I think the main problem with banning a tasteless film because it has no redeeming features is that the matter is too subjective.

Sure, the title SS Experiment Camp hardly inspires confidence in its quality, but still, who's to say what is a quality film or not. At this point, it stops being a judgment on its content and it attacks the film itself. Sure, it might be a piece of crap but if it's not doing anything illegal, than it should be allowed to be seen by those who want to.

And that's what it all comes down to; the complete right of freedom of speech. No matter how tacky, trashy, plain crappy or immoral the content of a film is, those who want to see it, should be able to see it. Until you start getting into the illegal, which is an entirely different matter.

As we know, there are many people who find things, that we don't batter an eyelid at, completely offensive and disgusting. Sometimes you can see why (A Clockwork Orange does sort of glorify rape), other times not so much.

Slightly off-topic: The current biggest film critic in Australia worked in the Australian film industry during the '70s and discovered that the classification board had been censoring films without telling anyone. So, for years, the public, and often the artists and production companies, were oblivious to the fact that the films being played weren't how they were originally meant to be seen. This was mainly happening with many of the art films coming out of Europe at the time. He was so angry at this that he used his position to change the laws, so that whenever a cut was made, the section of footage that had been cut had to be replaced by black film.

Pretty soon after this, people started figuring out what was going and got so pissed off that the board had to announce, and detail, any cuts that were being made to films.

That man also peed on Fellini once.

But yes, that story about Australian censorship is really only topped by when, in the early 1990s, the PM found out that Crocodile Dundee and Cape Fear were the same rating (M - No restriction, recommended for 15+) and said "We need a new rating!" and they created the MA15+ (Restricted to 15+, unless with a guardian).

Cape Fear and Crocodile Dundee both kept their rating of M.

Your post was a good read, and personally, I think they were much better off leaving the title as Captive Women II: Orgies of the Damned

Ninquelosse said...

Hehehe.

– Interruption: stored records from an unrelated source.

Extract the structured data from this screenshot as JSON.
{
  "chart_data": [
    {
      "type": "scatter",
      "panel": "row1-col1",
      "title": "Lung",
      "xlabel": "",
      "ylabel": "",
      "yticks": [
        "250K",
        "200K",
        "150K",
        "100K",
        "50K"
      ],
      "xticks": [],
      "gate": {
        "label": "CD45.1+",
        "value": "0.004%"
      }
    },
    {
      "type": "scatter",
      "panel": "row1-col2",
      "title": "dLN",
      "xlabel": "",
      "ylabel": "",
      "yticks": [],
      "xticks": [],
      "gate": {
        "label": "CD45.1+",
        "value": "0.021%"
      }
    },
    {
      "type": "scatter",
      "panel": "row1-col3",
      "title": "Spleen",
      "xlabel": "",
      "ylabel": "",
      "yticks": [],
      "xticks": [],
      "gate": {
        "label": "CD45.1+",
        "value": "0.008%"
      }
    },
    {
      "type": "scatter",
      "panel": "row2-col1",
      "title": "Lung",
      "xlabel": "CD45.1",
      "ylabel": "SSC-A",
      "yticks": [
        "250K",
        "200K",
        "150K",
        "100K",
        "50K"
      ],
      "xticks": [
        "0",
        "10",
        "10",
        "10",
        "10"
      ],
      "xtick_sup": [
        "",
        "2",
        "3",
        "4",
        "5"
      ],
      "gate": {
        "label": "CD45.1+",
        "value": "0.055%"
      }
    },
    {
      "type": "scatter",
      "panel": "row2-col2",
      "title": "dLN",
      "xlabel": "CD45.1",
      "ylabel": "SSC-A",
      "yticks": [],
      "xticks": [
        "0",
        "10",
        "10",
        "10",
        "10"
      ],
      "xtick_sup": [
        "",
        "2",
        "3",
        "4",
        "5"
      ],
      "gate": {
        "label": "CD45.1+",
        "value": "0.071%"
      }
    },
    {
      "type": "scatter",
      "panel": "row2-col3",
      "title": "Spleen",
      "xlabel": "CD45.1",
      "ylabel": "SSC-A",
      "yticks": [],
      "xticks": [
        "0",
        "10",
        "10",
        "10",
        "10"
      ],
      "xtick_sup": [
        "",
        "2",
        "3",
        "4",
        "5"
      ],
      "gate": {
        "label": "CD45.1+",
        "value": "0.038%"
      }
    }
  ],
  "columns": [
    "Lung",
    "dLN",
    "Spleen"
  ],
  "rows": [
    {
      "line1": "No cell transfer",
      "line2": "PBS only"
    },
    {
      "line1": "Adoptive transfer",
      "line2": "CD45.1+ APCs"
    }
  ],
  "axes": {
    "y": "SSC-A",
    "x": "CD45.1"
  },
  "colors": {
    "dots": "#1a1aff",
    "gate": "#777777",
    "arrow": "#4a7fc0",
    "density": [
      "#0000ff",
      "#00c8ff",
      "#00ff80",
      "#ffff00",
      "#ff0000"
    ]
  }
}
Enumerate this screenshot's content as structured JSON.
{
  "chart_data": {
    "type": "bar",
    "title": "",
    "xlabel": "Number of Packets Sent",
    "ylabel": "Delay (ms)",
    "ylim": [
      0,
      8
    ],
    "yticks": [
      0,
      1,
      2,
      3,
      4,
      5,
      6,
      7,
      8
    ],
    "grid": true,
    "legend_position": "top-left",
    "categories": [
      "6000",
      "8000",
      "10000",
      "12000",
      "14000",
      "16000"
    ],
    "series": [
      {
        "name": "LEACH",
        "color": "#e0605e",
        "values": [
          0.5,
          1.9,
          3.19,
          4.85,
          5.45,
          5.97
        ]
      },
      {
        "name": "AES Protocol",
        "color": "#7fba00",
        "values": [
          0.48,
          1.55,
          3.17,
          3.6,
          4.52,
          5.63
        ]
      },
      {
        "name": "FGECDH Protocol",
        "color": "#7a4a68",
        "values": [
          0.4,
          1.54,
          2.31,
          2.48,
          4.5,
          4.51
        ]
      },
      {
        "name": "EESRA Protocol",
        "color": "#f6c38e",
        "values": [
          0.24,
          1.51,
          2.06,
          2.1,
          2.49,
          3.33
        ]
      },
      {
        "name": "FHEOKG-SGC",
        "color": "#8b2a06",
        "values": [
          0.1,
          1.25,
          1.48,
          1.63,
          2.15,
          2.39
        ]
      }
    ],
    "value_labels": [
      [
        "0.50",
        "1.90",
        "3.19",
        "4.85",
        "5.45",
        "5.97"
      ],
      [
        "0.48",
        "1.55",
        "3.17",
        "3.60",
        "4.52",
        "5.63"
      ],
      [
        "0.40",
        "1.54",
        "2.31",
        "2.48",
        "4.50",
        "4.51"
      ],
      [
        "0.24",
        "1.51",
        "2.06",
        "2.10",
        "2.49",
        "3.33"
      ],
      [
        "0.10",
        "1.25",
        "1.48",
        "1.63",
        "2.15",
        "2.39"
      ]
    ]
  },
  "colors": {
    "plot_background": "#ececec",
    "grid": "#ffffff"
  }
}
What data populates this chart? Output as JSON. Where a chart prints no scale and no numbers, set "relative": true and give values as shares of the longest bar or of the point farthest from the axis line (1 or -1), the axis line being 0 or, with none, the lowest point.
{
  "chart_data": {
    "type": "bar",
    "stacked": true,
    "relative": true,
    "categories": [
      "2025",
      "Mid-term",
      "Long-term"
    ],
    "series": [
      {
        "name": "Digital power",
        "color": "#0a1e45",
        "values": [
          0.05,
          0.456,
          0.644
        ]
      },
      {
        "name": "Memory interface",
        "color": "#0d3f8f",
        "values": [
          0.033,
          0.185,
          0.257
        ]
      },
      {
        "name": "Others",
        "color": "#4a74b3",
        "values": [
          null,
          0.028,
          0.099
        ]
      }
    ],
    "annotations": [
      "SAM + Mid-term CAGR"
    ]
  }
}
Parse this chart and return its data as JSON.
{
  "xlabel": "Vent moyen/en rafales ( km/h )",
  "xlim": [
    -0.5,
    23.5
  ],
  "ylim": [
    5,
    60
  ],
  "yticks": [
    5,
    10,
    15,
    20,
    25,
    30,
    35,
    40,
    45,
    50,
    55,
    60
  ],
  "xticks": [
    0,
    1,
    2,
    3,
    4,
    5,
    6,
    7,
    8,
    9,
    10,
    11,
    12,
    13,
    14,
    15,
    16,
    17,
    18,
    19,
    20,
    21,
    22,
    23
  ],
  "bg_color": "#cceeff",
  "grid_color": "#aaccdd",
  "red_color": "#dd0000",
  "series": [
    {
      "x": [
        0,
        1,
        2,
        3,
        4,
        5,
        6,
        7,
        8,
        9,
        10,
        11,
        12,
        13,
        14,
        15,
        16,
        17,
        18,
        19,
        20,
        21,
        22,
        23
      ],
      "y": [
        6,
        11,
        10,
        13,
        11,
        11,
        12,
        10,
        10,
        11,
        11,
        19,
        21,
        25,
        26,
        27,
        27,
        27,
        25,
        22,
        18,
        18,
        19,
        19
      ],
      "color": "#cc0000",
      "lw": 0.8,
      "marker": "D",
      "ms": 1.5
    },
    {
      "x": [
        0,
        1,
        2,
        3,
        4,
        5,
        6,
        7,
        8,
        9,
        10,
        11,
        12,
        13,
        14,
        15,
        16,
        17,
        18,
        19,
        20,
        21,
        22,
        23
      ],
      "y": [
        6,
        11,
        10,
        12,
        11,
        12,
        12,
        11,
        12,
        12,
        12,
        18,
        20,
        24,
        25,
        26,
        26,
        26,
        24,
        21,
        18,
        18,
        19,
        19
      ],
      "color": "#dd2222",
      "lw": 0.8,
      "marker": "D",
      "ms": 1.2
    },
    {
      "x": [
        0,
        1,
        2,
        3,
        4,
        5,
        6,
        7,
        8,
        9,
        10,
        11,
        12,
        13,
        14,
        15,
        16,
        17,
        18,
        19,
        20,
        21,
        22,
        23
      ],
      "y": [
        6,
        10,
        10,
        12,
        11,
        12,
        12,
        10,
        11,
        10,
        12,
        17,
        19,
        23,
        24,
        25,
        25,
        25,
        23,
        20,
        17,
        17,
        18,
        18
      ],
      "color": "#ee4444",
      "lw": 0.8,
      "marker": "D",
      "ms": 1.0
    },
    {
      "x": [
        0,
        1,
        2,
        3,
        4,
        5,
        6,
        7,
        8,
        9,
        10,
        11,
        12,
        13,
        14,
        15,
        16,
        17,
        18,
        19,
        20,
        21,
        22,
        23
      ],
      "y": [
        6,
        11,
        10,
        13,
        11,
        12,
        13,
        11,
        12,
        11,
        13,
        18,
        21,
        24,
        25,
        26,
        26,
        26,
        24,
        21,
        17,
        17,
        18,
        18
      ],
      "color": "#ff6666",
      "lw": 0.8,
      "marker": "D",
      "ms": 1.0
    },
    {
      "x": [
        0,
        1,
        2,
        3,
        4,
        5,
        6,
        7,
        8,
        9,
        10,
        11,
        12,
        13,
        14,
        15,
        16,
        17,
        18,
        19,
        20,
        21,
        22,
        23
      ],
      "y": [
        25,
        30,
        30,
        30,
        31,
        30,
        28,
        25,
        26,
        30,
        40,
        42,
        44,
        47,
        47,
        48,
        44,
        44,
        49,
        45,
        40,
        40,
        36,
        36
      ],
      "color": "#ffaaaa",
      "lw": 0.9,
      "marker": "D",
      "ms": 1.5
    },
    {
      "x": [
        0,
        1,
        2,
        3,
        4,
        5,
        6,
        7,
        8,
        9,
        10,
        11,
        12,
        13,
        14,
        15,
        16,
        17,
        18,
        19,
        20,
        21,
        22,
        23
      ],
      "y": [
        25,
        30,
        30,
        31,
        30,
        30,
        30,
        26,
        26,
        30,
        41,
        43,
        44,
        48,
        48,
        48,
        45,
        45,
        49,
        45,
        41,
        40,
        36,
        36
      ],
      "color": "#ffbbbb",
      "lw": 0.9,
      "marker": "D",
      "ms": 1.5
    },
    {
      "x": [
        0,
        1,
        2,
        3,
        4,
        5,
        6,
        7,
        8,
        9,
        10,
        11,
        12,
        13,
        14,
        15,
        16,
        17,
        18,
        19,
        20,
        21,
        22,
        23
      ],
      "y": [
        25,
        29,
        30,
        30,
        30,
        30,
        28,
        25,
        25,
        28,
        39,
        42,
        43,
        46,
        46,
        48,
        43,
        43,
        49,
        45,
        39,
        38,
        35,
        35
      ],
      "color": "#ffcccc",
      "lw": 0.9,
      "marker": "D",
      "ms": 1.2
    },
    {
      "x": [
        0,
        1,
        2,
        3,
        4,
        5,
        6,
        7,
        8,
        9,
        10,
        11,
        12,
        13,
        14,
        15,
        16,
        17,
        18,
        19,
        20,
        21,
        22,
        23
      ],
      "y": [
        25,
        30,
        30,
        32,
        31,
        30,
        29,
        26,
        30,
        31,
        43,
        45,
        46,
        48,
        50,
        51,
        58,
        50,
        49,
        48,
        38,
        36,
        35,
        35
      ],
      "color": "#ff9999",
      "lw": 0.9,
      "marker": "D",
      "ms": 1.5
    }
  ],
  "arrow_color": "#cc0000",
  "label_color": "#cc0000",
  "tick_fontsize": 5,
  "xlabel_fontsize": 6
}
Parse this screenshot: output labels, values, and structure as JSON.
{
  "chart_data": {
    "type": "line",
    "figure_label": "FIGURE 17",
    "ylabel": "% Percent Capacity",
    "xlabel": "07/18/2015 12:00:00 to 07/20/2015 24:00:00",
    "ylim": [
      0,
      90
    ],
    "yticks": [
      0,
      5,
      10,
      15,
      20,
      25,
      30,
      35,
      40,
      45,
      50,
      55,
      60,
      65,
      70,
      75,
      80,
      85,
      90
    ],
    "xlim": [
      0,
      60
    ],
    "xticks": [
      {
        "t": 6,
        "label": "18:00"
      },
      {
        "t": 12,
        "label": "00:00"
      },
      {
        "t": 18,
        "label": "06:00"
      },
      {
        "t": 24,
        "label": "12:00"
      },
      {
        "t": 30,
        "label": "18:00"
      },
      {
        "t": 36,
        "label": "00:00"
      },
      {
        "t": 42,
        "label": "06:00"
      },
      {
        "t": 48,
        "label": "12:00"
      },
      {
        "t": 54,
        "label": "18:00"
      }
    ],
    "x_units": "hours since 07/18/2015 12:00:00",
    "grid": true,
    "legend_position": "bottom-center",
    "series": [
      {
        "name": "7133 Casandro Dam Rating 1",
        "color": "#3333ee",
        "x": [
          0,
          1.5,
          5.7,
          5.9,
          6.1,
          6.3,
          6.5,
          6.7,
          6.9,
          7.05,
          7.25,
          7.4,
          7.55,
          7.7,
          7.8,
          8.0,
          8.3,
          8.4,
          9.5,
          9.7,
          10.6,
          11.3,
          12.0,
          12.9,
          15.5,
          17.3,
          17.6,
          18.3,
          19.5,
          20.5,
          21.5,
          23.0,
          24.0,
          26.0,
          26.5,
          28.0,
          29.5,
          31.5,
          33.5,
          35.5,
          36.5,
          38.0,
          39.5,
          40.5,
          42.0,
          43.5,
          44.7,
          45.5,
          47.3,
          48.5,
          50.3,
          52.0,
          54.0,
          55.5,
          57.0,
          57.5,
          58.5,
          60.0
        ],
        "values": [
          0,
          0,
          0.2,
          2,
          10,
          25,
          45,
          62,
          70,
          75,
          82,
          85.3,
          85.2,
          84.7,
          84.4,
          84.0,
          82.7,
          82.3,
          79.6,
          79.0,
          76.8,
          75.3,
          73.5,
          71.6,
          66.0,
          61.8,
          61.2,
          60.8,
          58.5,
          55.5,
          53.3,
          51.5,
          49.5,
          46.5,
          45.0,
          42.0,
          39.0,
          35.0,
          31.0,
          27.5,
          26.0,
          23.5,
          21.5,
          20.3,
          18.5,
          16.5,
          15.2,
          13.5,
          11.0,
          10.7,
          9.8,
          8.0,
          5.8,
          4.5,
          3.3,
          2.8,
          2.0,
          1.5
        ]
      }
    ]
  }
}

I've never seen Cape Fear, but it sounds nasty - is there something about Crocodile Dundee I've forgotten?

Surely the opposite of banning a tasteless film because it has no redeeming features is allowing decent tasteless films through - i.e. Clockwork O - which, by virtue of being better movies, are far more likely to influence bad behavior? Just a thought, I'm still not entirely sure where I stand on this.

Oh, and the thing about Captive Women II is it implies its a sequel...

Just another thought:

When they finally classified Reservoir Dogs over here, it was after the Pulp Fiction boom and after QT had got big - they justified their decision to release it as an 18 by saying the film was notorious enough that people buying it would know what they were letting themselves in for. Surely the same thing can apply to any flick called SS Evperiment Camp?